SmokeLong Quarterly

Share This f l Translate this page

Holiday Inn

Story by Kim Chinquee (Read author interview) December 15, 2007

I got some pretzels from the vending machine, then went to the hotel lounge and ordered Chardonnay. The place was full of drunk men. A group was next to me, talking about the celebration of a 40-something birthday. After they started saying things like pussy, I got up and got in my son’s new car and looked for somewhere different.

The next place was pretty empty. I sat at the bar and ordered a salad and chips with spinach dip and a Pinot Grigio, started sipping. I’d been hoping for more action. I watched the TV, something sports related.

A guy sat next to me. He’d been at the table with a group of other people. He said hello. “Hello,” I said. He didn’t look too interesting to me, but I guessed he was someone I could talk to.

He gave me the usual: how are you and what’re you doing here alone, stuff I’d heard before, but at least this time I was trying to be honest. I told him I flew in with my teenage son to pick up a car from my ex-husband. “It was his wife’s old car,” I said. “Mine’s dead. My son’s sixteen and the car’s officially his once he gets his license.”

This guy was gray and smiley. He sipped a Michelob. The bartender brought my food out. “Oh,” he said. “I’ll let you eat.”

“It’s a lot,” I said. “Have some.”

I ate my salad and he took some chips, loading them with dip. He said he was from the area, D.C., installing alarms in people’s houses.

“Nice,” I said. He talked about his kids. They didn’t live with him. The mother got custody.

It was a decent salad, but I was hoping for better. I ordered more wine.

A woman from his table threw something white in his direction. “Someone’s calling you,” I told him.

He turned around, telling me that was his sister. I was hoping for a man. It was getting late, and this wasn’t the man. He seemed sort of flimsy, or not screwed up enough or something. He went on to tell me about going to the movies with his kids, a Santa movie, and we talked about movies. He didn’t know the ones I mentioned.

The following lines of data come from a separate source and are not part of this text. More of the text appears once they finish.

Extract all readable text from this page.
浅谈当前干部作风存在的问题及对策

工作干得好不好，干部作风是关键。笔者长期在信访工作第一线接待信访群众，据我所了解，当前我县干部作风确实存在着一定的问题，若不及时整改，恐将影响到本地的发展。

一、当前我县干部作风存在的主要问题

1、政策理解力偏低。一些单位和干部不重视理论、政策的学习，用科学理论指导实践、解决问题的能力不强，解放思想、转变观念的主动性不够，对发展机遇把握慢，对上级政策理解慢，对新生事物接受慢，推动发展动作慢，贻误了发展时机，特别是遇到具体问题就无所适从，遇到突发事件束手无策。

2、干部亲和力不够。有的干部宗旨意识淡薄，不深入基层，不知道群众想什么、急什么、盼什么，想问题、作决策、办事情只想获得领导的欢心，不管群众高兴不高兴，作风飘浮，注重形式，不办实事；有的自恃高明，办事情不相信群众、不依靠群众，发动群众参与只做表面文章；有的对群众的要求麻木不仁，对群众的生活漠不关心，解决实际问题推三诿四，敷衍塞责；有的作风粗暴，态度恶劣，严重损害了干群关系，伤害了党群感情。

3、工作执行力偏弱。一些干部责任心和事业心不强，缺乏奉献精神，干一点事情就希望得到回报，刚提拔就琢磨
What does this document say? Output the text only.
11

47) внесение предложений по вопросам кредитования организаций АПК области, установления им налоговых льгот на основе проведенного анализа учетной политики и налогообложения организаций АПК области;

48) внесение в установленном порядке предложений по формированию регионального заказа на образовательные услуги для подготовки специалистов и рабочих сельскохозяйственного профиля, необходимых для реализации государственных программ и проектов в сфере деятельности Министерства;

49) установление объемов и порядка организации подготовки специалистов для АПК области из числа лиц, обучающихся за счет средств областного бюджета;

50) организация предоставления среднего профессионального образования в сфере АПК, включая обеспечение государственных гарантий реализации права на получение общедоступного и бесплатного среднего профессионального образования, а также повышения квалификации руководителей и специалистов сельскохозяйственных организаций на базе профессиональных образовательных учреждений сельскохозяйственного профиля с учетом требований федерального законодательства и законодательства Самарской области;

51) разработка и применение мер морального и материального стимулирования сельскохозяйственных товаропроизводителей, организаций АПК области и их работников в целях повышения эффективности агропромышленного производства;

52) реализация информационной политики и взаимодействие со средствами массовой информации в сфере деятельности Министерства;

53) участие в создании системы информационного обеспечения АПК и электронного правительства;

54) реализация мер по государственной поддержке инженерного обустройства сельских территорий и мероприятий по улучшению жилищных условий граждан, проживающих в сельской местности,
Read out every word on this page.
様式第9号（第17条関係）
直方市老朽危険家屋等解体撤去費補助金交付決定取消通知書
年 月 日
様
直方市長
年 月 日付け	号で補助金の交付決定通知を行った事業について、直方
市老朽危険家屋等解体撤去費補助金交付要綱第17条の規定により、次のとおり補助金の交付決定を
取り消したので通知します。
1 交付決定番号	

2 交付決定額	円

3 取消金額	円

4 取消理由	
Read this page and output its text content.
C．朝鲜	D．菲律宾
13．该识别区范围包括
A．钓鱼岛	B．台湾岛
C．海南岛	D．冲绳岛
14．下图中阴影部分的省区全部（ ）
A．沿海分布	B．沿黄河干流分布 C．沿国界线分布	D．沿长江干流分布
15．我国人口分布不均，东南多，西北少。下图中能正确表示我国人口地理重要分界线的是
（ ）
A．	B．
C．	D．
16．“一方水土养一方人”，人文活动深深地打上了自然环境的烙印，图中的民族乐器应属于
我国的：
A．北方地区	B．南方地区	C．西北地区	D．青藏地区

I started going for the chips and dip. It was better than the salad. I told him about my car’s slow death, how I’d run it to the ground, although I didn’t tell him that I’d put on all those miles on the trips to see my guy. I lived in Michigan and my guy lived in Illinois and I drove to see him on the weekends. I couldn’t afford to buy a new one.

“My son’s new car’s nice,” I told him. It was a Chevy Berlinetta with two-hundred-thousand miles, and I was driving it back tomorrow. Maybe I’d let my son drive. He’d flown in with me, complaining about a crying baby two seats ahead.

I told the man I had to go, wished him luck with his alarms. I remembered eight years before, the last time I’d flown into Baltimore for a conference, bringing my son with me so he could visit with his father. I stayed at a hotel and met a man who bought me drinks and then well, you know. He was a nice man, maybe.

I drove the car around. I didn’t know the area. I didn’t remember where my ex lived, where exactly my son was. After my ex had picked my son and me up at the airport, we went back to his place to get the car, and there I saw his brother who I hadn’t seen since I was twenty. The brother was wider, fat, with long hair, sitting with my ex’s sleeping baby, since the new wife was a nurse and working. The baby was six months and looked like his father: his squinty eyes, pouty lips, skin. He looked like my son had as a baby.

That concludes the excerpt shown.